The Signal is in the Steps: Local Scoring for Reasoning Data Selection
Summary: arXiv:2510.03988v2 Announce Type: replace-cross
Abstract: Distilling long-form reasoning from teacher models into smaller students requires selecting which candidate solutions to train on. Recent work argues that one should select responses the student model assigns highest probability, i.e., favoring solutions “natural” to the student. However, we find that this approach works within a single teacher but fails when scaling to long reasoning traces from multiple diverse teachers. We identify a key cause: this approach scores entire solutions, but students generalize by recombining familiar reasoning steps, not by memorizing complete solutions. Full-trajectory scoring optimizes the wrong target; it rewards global fluency while the transferable signal lies in local step transitions.

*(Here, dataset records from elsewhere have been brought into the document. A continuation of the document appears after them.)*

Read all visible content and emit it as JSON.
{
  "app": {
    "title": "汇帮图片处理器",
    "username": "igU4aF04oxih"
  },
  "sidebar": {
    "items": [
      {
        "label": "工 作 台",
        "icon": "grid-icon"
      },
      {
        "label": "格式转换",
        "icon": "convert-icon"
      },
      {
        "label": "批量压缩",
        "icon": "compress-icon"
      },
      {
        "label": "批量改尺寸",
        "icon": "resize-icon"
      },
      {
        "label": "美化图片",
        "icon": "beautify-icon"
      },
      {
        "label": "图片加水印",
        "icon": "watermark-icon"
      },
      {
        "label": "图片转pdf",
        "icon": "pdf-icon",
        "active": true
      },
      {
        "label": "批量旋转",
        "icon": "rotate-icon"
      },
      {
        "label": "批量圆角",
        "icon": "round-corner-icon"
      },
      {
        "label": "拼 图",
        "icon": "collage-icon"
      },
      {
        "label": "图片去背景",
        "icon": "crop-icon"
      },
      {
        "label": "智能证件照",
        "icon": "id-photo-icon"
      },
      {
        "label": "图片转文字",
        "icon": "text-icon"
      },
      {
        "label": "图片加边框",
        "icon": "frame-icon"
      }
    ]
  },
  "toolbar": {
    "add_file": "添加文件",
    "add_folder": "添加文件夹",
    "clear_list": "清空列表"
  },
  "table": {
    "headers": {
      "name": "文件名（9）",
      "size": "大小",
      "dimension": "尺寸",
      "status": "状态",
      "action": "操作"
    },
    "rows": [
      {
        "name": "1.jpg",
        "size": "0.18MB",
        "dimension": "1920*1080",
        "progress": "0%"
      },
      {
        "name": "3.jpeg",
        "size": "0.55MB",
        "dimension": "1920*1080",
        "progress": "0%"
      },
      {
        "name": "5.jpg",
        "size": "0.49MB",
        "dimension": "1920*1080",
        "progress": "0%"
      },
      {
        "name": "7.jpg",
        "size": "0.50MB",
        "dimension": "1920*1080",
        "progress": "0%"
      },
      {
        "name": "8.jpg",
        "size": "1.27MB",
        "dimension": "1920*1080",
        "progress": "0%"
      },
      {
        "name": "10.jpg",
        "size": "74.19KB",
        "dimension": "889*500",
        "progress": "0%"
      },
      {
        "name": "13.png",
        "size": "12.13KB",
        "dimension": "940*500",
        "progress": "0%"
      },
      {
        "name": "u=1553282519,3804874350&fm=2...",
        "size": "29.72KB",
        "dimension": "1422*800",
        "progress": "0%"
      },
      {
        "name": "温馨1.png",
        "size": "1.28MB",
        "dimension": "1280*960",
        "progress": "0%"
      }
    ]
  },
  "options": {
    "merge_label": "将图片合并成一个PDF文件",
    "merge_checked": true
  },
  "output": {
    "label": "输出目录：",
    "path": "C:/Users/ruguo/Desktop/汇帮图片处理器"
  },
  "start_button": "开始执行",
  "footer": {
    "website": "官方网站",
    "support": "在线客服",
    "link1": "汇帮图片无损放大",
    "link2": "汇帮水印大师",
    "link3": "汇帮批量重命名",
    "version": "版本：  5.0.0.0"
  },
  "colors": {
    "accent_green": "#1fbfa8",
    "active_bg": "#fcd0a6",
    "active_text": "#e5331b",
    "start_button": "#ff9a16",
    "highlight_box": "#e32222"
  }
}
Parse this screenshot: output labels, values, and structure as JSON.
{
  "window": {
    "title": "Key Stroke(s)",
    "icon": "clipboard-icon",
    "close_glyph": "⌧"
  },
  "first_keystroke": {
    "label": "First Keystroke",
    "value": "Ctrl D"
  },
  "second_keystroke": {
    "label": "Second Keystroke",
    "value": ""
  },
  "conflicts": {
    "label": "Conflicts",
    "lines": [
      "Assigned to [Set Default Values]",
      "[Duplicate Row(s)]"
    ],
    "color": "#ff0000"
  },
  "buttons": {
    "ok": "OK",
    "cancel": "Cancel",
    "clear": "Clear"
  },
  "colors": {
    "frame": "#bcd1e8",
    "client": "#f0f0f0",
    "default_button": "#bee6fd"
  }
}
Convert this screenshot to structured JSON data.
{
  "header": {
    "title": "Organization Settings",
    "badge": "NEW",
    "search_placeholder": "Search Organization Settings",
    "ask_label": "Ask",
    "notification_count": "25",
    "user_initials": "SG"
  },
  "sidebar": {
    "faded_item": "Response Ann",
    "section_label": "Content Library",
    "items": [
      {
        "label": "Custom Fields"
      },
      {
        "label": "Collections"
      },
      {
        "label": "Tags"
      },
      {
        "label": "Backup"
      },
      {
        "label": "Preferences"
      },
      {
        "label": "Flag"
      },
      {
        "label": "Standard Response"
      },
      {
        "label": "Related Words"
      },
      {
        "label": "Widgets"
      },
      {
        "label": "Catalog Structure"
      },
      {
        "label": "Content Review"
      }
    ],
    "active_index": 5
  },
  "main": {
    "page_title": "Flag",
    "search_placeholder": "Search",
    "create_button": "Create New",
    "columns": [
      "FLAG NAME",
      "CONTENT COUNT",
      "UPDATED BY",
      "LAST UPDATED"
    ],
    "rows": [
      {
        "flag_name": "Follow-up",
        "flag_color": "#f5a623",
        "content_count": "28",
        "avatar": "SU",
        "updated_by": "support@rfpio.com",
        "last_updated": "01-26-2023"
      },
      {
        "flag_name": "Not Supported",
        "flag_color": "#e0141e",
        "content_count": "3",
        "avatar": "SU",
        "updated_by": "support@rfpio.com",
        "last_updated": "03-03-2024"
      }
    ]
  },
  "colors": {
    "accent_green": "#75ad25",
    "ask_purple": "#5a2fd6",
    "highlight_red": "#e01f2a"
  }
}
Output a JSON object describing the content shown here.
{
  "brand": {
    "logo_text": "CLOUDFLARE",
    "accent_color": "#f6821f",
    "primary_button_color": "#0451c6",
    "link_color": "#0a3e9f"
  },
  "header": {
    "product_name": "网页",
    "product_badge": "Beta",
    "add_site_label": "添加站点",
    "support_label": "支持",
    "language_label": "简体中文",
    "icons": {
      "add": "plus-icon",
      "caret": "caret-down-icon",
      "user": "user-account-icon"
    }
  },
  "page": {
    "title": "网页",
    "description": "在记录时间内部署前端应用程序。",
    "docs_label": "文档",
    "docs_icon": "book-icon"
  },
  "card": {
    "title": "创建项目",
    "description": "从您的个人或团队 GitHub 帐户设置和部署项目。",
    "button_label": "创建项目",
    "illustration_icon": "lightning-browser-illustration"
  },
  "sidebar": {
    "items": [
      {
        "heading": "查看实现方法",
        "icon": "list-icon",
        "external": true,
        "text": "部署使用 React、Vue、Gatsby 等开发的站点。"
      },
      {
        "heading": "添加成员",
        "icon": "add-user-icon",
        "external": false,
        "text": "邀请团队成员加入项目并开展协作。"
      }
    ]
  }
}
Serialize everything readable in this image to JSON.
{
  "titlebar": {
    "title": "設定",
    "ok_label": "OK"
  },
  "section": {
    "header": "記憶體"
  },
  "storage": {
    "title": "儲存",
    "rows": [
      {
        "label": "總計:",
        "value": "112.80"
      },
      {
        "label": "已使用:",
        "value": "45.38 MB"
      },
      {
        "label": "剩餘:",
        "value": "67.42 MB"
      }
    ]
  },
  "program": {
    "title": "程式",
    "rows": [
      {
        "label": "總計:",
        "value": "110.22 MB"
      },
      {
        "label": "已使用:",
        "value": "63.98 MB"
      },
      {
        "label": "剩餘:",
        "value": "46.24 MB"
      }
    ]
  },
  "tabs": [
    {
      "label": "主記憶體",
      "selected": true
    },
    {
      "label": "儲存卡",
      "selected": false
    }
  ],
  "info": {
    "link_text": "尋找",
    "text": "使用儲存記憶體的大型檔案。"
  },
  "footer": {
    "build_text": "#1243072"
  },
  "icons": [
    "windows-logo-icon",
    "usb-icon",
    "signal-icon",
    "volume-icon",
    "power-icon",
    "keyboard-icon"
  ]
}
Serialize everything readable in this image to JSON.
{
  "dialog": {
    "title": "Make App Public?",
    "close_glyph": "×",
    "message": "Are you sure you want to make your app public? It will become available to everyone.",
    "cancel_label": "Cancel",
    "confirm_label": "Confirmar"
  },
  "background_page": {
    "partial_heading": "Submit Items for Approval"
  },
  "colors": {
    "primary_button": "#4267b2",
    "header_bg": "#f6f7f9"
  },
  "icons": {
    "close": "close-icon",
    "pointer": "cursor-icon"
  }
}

We propose Local Average Log Probability (LALP), which scores each reasoning step using only a small window of preceding context, measuring whether each step is justified by its immediate premises rather than whether the full response looks natural to the student. LALP enables two practical use cases: selecting the best teacher before fine-tuning and curating training data from diverse teacher pools. Across math, coding, and science reasoning tasks, LALP consistently improves accuracy when selecting the most natural solutions by a large margin.
Introduction
The process of training smaller models to emulate the reasoning capabilities of larger teacher models poses unique challenges. As the demand for efficient AI systems grows, the need for effective data selection methods has become increasingly important. Traditional methods have focused on selecting the most probable responses according to the student model; however, this approach often leads to suboptimal outcomes when scaling across diverse teaching methodologies.
Challenges with Current Methods
One of the primary challenges identified in existing methodologies is the reliance on full-trajectory scoring. This method evaluates entire solutions rather than breaking down the reasoning process into manageable components. As a result, it tends to overlook the nuanced transitions between reasoning steps that enable a student model to generalize effectively. Instead of memorizing solutions, students learn by integrating familiar steps from various contexts.
Introducing Local Average Log Probability (LALP)
To address these shortcomings, the authors propose a novel scoring method: Local Average Log Probability (LALP). This approach emphasizes the importance of local context by scoring each reasoning step based on a limited window of preceding information. By measuring the justification of each step against its immediate premises, LALP shifts the focus from global coherence to local accuracy.
Practical Applications of LALP
LALP introduces two significant use cases in the realm of AI training:
- Selecting the Best Teacher: Before fine-tuning a student model, LALP can help identify the teacher model that provides the most appropriate reasoning steps, thereby enhancing the overall learning process.
- Curating Training Data: LALP allows for the efficient selection of training data from a pool of diverse teacher models, ensuring that the student model receives the most relevant and beneficial examples.
Results and Conclusion
In empirical evaluations across various reasoning tasks—including math, coding, and science—LALP demonstrated a marked improvement in accuracy when compared to traditional scoring methods. This advancement underscores the importance of focusing on local reasoning transitions rather than merely the fluency of complete responses. The findings encourage a shift in how AI training data is selected, paving the way for more robust and adaptable AI systems.